Праздник продолжался. Все смотрели, как Машутка, ворочая чепчиком, совалась носишком поглубже в мамкину кофту, искала там то, что ей надо было, начинала сопеть и захлебываться от нетерпения. Потом все налаживалось, и она стихала.
Ребята, сдерживая дыхание, долго не отходили от скамьи. Бабуша Матрена возилась на кухне с корытом, сливала ощупью громкую воду в ведро. Мамка задумчиво покачивала спящую Машутку на коленях, и лицо у нее, у мамки, опять становилось скорбным…
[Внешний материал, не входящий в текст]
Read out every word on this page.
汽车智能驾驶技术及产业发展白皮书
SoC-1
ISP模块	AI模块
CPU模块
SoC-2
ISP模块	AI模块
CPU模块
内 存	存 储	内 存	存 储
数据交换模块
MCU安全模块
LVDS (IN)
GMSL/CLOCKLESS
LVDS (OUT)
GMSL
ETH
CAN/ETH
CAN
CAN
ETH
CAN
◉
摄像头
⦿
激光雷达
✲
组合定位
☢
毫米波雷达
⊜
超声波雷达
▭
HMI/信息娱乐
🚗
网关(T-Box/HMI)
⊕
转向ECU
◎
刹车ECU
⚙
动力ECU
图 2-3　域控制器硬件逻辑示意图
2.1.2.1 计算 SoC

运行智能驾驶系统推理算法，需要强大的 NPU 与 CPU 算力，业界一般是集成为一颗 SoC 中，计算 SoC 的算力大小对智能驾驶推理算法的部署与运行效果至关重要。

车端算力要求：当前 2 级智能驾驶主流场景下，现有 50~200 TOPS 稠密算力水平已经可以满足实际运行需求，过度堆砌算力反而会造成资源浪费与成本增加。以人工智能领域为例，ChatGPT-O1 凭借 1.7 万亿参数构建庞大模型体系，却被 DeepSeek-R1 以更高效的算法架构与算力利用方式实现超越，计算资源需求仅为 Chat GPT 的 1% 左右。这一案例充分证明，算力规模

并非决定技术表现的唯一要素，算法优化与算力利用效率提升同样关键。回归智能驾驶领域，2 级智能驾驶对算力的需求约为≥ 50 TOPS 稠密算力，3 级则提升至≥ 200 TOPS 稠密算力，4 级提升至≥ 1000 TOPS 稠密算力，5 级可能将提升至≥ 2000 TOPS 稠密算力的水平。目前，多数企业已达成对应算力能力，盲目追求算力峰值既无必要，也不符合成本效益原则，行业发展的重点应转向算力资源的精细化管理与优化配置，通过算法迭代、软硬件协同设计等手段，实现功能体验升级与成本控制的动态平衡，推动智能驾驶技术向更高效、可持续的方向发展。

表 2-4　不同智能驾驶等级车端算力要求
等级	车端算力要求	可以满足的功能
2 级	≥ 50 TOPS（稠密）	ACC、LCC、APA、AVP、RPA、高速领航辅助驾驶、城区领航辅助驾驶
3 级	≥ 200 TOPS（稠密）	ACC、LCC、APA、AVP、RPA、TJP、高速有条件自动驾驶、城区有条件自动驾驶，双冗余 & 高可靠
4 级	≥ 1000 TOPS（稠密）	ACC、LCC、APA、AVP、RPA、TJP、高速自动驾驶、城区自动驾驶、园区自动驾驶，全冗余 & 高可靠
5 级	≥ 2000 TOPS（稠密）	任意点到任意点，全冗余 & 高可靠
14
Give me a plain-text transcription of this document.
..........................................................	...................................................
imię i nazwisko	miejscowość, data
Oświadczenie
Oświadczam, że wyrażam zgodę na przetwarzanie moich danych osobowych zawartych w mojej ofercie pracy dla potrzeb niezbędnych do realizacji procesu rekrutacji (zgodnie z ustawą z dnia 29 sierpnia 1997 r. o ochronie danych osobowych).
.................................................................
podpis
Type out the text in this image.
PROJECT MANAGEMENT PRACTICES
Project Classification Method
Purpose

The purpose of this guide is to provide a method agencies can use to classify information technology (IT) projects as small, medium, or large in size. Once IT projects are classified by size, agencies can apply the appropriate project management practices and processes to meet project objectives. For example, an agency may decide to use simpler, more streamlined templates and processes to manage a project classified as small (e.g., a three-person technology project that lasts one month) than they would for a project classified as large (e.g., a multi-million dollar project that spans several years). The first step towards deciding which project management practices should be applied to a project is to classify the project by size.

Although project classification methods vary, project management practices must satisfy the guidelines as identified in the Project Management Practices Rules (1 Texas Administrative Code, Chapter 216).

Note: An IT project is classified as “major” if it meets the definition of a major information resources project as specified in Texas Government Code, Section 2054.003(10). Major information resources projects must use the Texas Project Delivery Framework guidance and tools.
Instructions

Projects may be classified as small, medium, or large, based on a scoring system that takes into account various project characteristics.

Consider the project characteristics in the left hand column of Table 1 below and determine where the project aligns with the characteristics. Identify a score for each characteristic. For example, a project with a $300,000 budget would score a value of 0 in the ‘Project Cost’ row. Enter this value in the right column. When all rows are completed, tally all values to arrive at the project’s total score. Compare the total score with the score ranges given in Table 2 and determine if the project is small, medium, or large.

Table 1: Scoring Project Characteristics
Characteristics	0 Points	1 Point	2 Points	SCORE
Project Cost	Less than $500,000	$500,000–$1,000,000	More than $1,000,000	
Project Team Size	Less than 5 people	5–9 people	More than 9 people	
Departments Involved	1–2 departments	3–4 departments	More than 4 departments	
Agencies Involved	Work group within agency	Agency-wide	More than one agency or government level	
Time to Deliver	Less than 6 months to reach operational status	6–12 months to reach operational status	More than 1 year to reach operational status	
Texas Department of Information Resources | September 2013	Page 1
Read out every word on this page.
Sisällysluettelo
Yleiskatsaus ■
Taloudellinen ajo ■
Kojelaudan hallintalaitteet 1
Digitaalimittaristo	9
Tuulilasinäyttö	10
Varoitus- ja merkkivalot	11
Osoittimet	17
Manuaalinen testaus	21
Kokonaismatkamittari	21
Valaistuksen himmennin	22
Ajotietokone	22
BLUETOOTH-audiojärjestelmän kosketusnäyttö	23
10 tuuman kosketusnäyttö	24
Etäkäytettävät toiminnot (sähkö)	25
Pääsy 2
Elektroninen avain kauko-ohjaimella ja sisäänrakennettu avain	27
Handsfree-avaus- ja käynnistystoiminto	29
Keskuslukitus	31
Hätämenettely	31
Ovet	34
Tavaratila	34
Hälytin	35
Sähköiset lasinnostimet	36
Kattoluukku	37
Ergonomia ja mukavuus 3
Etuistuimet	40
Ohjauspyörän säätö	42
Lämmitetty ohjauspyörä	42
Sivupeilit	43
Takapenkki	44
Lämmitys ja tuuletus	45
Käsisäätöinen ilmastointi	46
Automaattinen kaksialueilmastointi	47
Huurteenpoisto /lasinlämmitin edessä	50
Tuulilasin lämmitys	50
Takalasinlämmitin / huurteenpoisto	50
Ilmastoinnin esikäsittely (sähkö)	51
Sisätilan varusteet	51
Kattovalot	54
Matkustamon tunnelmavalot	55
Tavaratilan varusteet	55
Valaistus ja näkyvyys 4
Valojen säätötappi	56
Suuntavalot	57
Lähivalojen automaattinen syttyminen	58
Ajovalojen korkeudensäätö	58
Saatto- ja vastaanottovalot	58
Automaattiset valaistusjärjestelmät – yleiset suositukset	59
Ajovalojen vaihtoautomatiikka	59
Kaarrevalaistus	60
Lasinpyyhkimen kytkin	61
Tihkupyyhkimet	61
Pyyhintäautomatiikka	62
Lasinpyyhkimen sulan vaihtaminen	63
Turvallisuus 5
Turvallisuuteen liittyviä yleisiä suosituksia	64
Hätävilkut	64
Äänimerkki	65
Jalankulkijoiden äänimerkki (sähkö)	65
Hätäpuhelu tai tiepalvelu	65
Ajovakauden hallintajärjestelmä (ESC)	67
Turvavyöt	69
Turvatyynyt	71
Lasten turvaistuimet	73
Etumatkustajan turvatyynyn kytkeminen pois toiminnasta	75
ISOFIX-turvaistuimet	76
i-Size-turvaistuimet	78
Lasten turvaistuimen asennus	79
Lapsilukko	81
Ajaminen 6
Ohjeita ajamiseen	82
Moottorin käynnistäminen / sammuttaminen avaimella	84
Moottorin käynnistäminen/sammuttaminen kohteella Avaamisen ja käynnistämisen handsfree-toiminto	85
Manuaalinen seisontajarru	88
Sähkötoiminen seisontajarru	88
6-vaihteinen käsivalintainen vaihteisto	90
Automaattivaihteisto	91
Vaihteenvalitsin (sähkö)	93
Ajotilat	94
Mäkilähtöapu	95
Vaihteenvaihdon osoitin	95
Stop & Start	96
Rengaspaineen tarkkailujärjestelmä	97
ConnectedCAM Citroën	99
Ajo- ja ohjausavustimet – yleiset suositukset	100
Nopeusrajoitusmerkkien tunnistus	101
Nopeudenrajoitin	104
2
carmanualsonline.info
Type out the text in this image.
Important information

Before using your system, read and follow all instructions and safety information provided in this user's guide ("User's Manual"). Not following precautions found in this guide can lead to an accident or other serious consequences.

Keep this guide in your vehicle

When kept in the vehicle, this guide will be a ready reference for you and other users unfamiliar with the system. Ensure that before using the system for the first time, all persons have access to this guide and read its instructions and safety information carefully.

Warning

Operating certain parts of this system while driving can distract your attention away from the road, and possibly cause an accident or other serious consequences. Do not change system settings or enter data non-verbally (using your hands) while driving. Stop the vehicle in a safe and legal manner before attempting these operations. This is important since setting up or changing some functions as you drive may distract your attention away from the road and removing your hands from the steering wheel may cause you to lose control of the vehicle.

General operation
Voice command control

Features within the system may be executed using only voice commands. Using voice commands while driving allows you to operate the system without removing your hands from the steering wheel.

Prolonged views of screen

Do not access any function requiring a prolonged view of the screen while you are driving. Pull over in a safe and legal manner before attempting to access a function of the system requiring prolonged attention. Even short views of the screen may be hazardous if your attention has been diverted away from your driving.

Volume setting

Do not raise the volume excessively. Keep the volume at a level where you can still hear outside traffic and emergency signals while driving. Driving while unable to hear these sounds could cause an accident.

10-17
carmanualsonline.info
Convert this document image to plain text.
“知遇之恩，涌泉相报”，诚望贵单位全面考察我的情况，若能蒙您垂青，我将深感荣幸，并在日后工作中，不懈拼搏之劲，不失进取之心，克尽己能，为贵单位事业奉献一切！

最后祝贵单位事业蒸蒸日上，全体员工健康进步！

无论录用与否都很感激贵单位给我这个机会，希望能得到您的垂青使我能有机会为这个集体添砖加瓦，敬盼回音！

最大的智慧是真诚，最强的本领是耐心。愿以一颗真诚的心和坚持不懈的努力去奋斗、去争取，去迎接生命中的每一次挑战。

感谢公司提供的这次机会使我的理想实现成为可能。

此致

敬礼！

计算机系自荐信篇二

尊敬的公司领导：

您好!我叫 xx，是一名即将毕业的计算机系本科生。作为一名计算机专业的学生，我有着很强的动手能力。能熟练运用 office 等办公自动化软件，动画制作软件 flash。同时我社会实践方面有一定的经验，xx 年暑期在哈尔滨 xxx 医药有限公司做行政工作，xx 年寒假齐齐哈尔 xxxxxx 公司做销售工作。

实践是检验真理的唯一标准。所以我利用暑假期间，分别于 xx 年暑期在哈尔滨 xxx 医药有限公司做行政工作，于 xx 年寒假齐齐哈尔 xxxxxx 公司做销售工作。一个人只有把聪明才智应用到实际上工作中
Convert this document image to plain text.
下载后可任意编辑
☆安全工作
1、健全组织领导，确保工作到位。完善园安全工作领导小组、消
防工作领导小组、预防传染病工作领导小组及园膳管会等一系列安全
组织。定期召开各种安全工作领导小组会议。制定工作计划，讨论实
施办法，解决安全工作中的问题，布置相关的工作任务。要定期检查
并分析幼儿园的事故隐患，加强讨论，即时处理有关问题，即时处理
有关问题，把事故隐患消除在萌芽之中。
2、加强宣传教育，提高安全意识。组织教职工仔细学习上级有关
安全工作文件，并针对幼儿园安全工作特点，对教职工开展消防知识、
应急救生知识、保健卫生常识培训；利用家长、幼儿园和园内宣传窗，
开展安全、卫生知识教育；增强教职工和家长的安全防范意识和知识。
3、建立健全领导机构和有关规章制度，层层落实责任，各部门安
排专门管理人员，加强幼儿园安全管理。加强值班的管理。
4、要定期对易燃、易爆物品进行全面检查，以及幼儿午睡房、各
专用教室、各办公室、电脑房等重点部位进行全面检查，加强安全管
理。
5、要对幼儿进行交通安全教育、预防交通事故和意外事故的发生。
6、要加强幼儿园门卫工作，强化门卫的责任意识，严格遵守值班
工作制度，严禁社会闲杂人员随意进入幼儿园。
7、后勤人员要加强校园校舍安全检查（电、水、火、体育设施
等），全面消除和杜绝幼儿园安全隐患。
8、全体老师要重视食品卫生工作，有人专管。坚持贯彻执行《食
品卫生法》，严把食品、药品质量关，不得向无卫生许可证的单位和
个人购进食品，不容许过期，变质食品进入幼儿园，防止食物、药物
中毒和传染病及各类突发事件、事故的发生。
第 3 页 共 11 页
Все горькое снова забывалось и тогда, когда мамка, оставив Машутку на попечение бабуши, уложив спать маленьких говорунков, шла с газетами на минутку в читальню, если Митя-почтальон по привычке или торопясь заносил им их со станции, не доходя до Григория Евгеньевича. Коли библиотека-читальня бывала на замке (учитель, занятый школой, иногда открывал свое завлекательное заведение только по субботам вечером да в воскресенье днем), мать по обыкновению относила газеты ближним мужикам на завалину. Шурка и Яшка всегда ее сопровождали. Толкуя о чем-нибудь своем, школьном, ребячьем, они летели впереди в одних картузах, позабыв в приятной спешке одеться по погоде, и холод тотчас забирался им под рубашки.
К ночи, как всегда бывает поздней осенью, разносило тучи, небо яснело в частых звездах. Становилось на улице свежо. Рано высоко поднималась большая, ослепительно снежная луна. Казалось, это она своим ледяным пронзительным светом подмораживает грязь на шоссейке.